Anyway, the point of this post is to answer a question posed to me by a student in the Q&A portion of the talk:
Anong programming language ang dapat naming pag-aralan?
(What programming language should we learn?)
Here’s a question I wouldn’t want to hear answered by someone else (i.e. someone who’s also invited to talk to students). The question itself may seem simple, but unless you’ve seen how the industry works as a whole, you’ll probably give a wrong answer.
The traditional answer I don’t want to hear is to give a suggested list of languages based on market demand.
Simply put, this is bullshit. This is the same sort of bullshit that pressures our youth to take nursing courses even though they’re just in it for the money, money that they probably won’t get due to the eventual over-supply of nurses.
So for the student’s question, I gave two answers:
Programming language and platform choice doesn’t matter, because for the most part it’s a business decision.
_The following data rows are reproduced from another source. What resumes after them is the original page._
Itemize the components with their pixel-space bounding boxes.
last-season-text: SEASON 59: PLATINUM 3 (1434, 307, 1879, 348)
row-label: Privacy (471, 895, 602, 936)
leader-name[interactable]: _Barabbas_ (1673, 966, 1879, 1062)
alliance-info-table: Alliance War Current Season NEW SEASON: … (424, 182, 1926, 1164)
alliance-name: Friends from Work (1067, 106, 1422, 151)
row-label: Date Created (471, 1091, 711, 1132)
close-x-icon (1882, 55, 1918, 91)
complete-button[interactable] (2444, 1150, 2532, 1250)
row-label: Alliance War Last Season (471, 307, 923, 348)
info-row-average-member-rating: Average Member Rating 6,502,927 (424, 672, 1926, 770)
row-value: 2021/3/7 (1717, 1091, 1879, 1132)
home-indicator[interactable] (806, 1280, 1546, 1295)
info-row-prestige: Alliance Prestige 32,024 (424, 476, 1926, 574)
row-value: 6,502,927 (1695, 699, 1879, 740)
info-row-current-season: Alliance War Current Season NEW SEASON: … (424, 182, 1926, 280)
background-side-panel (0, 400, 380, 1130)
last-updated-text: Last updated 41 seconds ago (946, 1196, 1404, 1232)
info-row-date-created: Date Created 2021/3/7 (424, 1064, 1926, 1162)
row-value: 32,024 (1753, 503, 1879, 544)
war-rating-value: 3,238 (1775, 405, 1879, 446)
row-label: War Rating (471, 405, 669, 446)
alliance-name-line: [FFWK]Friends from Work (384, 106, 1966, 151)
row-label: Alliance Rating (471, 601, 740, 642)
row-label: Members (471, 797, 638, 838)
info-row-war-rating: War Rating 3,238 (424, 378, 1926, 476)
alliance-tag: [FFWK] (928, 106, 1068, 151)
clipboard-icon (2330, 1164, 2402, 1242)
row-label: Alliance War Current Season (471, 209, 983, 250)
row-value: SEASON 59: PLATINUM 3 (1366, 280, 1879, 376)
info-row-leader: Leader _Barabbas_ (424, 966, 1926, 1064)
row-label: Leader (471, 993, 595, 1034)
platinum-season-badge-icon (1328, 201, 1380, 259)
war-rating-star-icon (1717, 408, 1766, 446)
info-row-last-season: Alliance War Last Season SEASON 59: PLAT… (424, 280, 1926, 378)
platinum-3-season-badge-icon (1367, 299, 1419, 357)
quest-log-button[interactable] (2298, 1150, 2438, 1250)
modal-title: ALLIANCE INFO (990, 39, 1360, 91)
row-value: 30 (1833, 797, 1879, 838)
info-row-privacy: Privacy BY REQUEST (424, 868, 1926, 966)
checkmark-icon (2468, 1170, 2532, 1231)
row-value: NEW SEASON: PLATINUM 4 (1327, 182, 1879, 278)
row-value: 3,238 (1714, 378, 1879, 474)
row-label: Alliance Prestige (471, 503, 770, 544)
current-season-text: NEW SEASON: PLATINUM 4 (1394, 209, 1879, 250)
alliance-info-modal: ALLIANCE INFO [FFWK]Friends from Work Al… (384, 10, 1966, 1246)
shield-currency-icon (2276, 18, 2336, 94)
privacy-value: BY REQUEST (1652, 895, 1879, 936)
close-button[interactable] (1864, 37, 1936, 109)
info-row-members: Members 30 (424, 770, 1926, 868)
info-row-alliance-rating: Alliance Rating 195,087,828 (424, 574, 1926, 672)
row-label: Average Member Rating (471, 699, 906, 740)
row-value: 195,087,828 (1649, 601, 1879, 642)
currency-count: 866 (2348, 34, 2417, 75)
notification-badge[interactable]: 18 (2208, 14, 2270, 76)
Yes, I’m talking about steaks and strippers. In a large company, you may be initially hired to work on a single language, but eventually there will be a time where the company will make a business decision to shift technologies, whether due to market pressure or due to a new client. If you focus too much on a language, you will not be prepared for the change and you may end up getting fired or demoted.
In smaller companies or in a freelance setting, language still doesn’t matter, though for another reason: the client will not care about the language as long as you deliver the product.
This leads to the other answer:
Focus on the fundamentals, not on the language/platform.
A common mistake among fresh grads is that they’re confident they know language A or platform B because they were able to make their school projects or theses while at the same time not having their fundamentals down pat. Not only does this make them inflexible in terms of learning new languages, it also makes their work brittle and sloppy.
In other words, a student who has 4 years of school “experience” in Java is nothing compared to a developer who just had learned Java a month ago but has solid fundamentals in OOP.
You might say “Screw learning, I’m just in this for the money!”. But the fact is, there’s this thing called the Python Paradox: developers who are passionate enough to learn more than their peers often end up in higher-earning and less-stressful jobs.
Bottom line: There is no “best” language that you need to learn in order to earn a lot of money. However, if you have good fundamentals, learning the language and platform that the market needs will be much easier for you.